Alhamdulillah, puji syukur pada Allah pemberi berbagai macam nikmat. Shalawat dan salam senantiasa dipanjatkan pada Nabi kita Muhammad, keluarga dan sahabatnya.
Setiap saat kita telah mendapatkan nikmat yang banyak dari Allah, namun kadang ini terus merasa kurang, merasa sedikit nikmat yang Allah beri. Allah beri kesehatan yang jika dibayar amatlah mahal. Allah beri umur panjang, yang kalau dibeli dengan seluruh harta kita pun tak akan sanggup membayarnya. Namun demikianlah diri ini hanya menggap harta saja sebagai nikmat, harta saja yang dianggap sebagai rizki.

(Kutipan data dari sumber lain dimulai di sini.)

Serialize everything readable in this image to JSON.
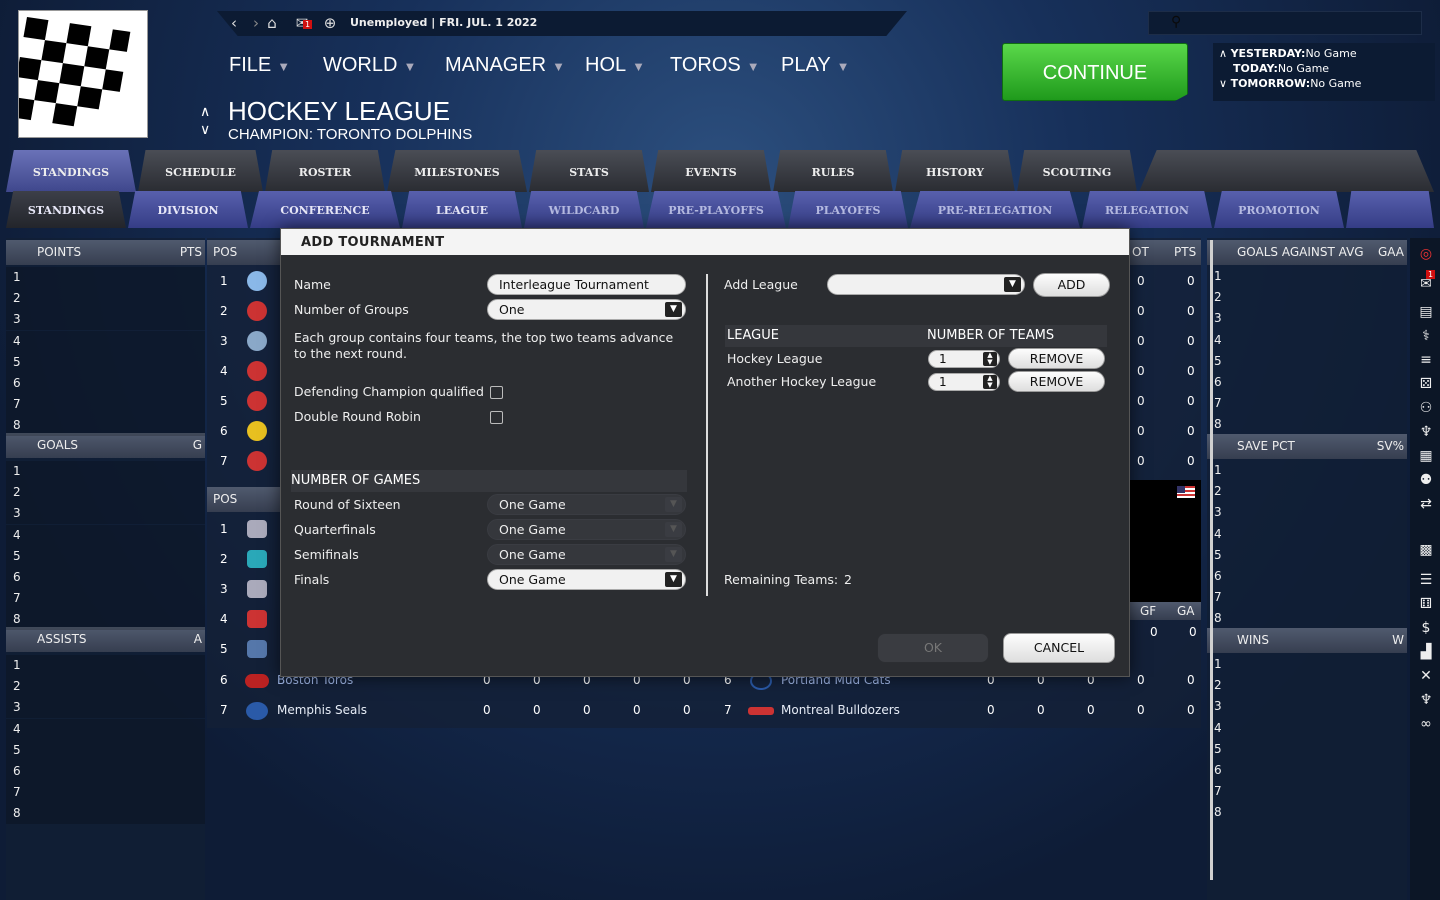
{
  "status": {
    "employment": "Unemployed |",
    "date": "FRI. JUL. 1 2022",
    "mail_count": "1"
  },
  "menu": [
    {
      "label": "FILE"
    },
    {
      "label": "WORLD"
    },
    {
      "label": "MANAGER"
    },
    {
      "label": "HOL"
    },
    {
      "label": "TOROS"
    },
    {
      "label": "PLAY"
    }
  ],
  "league": {
    "title": "HOCKEY LEAGUE",
    "champion": "CHAMPION: TORONTO DOLPHINS"
  },
  "continue_label": "CONTINUE",
  "schedule": {
    "yesterday_label": "YESTERDAY:",
    "yesterday_value": "No Game",
    "today_label": "TODAY:",
    "today_value": "No Game",
    "tomorrow_label": "TOMORROW:",
    "tomorrow_value": "No Game"
  },
  "tabs_top": [
    "STANDINGS",
    "SCHEDULE",
    "ROSTER",
    "MILESTONES",
    "STATS",
    "EVENTS",
    "RULES",
    "HISTORY",
    "SCOUTING"
  ],
  "tabs_sub": [
    "STANDINGS",
    "DIVISION",
    "CONFERENCE",
    "LEAGUE",
    "WILDCARD",
    "PRE-PLAYOFFS",
    "PLAYOFFS",
    "PRE-RELEGATION",
    "RELEGATION",
    "PROMOTION"
  ],
  "left_panels": [
    {
      "title": "POINTS",
      "abbr": "PTS"
    },
    {
      "title": "GOALS",
      "abbr": "G"
    },
    {
      "title": "ASSISTS",
      "abbr": "A"
    }
  ],
  "right_panels": [
    {
      "title": "GOALS AGAINST AVG",
      "abbr": "GAA"
    },
    {
      "title": "SAVE PCT",
      "abbr": "SV%"
    },
    {
      "title": "WINS",
      "abbr": "W"
    }
  ],
  "ranks": [
    "1",
    "2",
    "3",
    "4",
    "5",
    "6",
    "7",
    "8"
  ],
  "standings": {
    "pos_header": "POS",
    "ot_header": "OT",
    "pts_header": "PTS",
    "gf_header": "GF",
    "ga_header": "GA",
    "pos_numbers": [
      "1",
      "2",
      "3",
      "4",
      "5",
      "6",
      "7"
    ],
    "left_visible": [
      {
        "pos": "6",
        "team": "Boston Toros",
        "vals": [
          "0",
          "0",
          "0",
          "0",
          "0"
        ]
      },
      {
        "pos": "7",
        "team": "Memphis Seals",
        "vals": [
          "0",
          "0",
          "0",
          "0",
          "0"
        ]
      }
    ],
    "right_visible": [
      {
        "pos": "6",
        "team": "Portland Mud Cats",
        "vals": [
          "0",
          "0",
          "0",
          "0",
          "0"
        ]
      },
      {
        "pos": "7",
        "team": "Montreal Bulldozers",
        "vals": [
          "0",
          "0",
          "0",
          "0",
          "0"
        ]
      }
    ],
    "zero": "0"
  },
  "dialog": {
    "title": "ADD TOURNAMENT",
    "name_label": "Name",
    "name_value": "Interleague Tournament",
    "groups_label": "Number of Groups",
    "groups_value": "One",
    "description": "Each group contains four teams, the top two teams advance to the next round.",
    "defending_label": "Defending Champion qualified",
    "double_rr_label": "Double Round Robin",
    "games_header": "NUMBER OF GAMES",
    "rounds": [
      {
        "label": "Round of Sixteen",
        "value": "One Game",
        "enabled": false
      },
      {
        "label": "Quarterfinals",
        "value": "One Game",
        "enabled": false
      },
      {
        "label": "Semifinals",
        "value": "One Game",
        "enabled": false
      },
      {
        "label": "Finals",
        "value": "One Game",
        "enabled": true
      }
    ],
    "add_league_label": "Add League",
    "add_label": "ADD",
    "league_col": "LEAGUE",
    "teams_col": "NUMBER OF TEAMS",
    "leagues": [
      {
        "name": "Hockey League",
        "teams": "1",
        "remove": "REMOVE"
      },
      {
        "name": "Another Hockey League",
        "teams": "1",
        "remove": "REMOVE"
      }
    ],
    "remaining_label": "Remaining Teams:",
    "remaining_value": "2",
    "ok_label": "OK",
    "cancel_label": "CANCEL"
  }
}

Padahal kesehatan, umur panjang, lebih dari itu adalah keimanan, semua adalah nikmat dari Allah yang luar biasa.
Syukuri yang Sedikit
Dari An Nu’man bin Basyir, Nabi shallallahu ‘alaihi wa sallam bersabda,
مَنْ لَمْ يَشْكُرِ الْقَلِيلَ لَمْ يَشْكُرِ الْكَثِيرَ
“Barang siapa yang tidak mensyukuri yang sedikit, maka ia tidak akan mampu mensyukuri sesuatu yang banyak.” (HR. Ahmad, 4/278. Syaikh Al Albani mengatakan bahwa hadits ini hasan sebagaimana dalam As Silsilah Ash Shohihah no. 667).
Hadits ini benar sekali. Bagaimana mungkin seseorang dapat mensyukuri rizki yang banyak, rizki yang sedikit dan tetap terus Allah beri sulit untuk disyukuri? Bagaimana mau disyukuri? Sadar akan nikmat tersebut saja mungkin tidak terbetik dalam hati.
Kita Selalu Lalai dari 3 Nikmat
Ibnul Qayyim rahimahullah mengatakan bahwa nikmat itu ada 3 macam.
Pertama, adalah nikmat yang nampak di mata hamba.
Kedua, adalah nikmat yang diharapkan kehadirannya.
Ketiga, adalah nikmat yang tidak dirasakan.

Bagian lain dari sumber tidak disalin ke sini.